Cadbury’s Dairy Milk awarded fairtrade certification
by David Masters
March 9, 2009
Cadbury’s Dairy Milk chocolate bars are to be certified Fairtrade.
It is the first mass-market chocolate brand to adopt the Fairtrade mark, and signals how important ethical credentials have become for consumers.
Three hundred million Dairy Milk bars will be certified Fairtrade by the end of the summer, at a cost of £1.5 million.
Cadbury is also making its packaged cocoa Fairtrade.
Todd Stitzer, Cadbury chief executive, said: “If there are only small players in Fairtrade, it’s sort of self-defeating.
“If big businesses get behind it, you can have a much greater impact on agricultural societies.”
In the past year Fairtrade sales in the UK have increased 40% to over £700 million.
Cadbury’s move to Fairtrade will add £200 million to this total.
It will also triple the amount of Fairtrade cocoa sold by Ghana’s cocoa farmers.

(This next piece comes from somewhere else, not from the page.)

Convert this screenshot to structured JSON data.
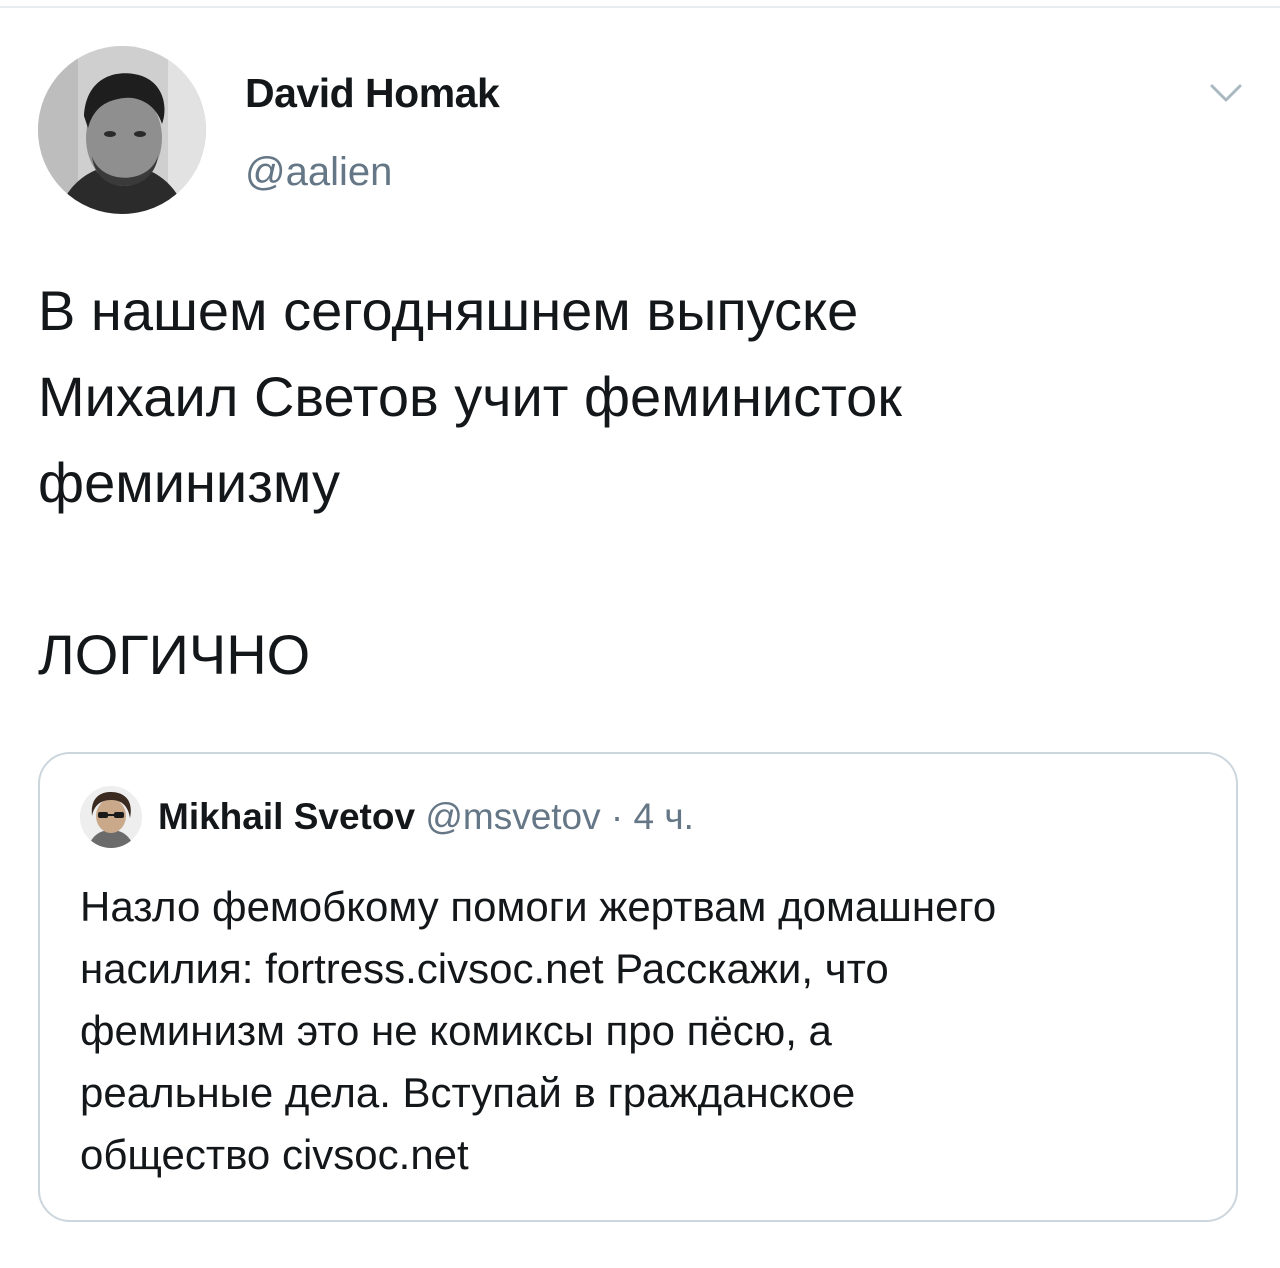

Fairtrade Foundation director Harriet Lamb said Cadbury’s move ‘throws down the gauntlet’ to other chocolate manufacturers.
“It’s an iconic British brand,” Lamb said. “This does really set the pace for the mainstream industry.”
She also called upon retailers to put ethical certification at the heart of their product choice policies.
Sainsbury’s, Co-op and Marks & Spencer now only stock Fairtrade tea and sugar for their own-brand products.
All bananas sold at Sainsbury’s and Waitrose are Fairtrade.
To gain Fairtrade certification, companies have to guarantee a minimum price for their suppliers, as well as paying a premium of $150 (£106) per tonne.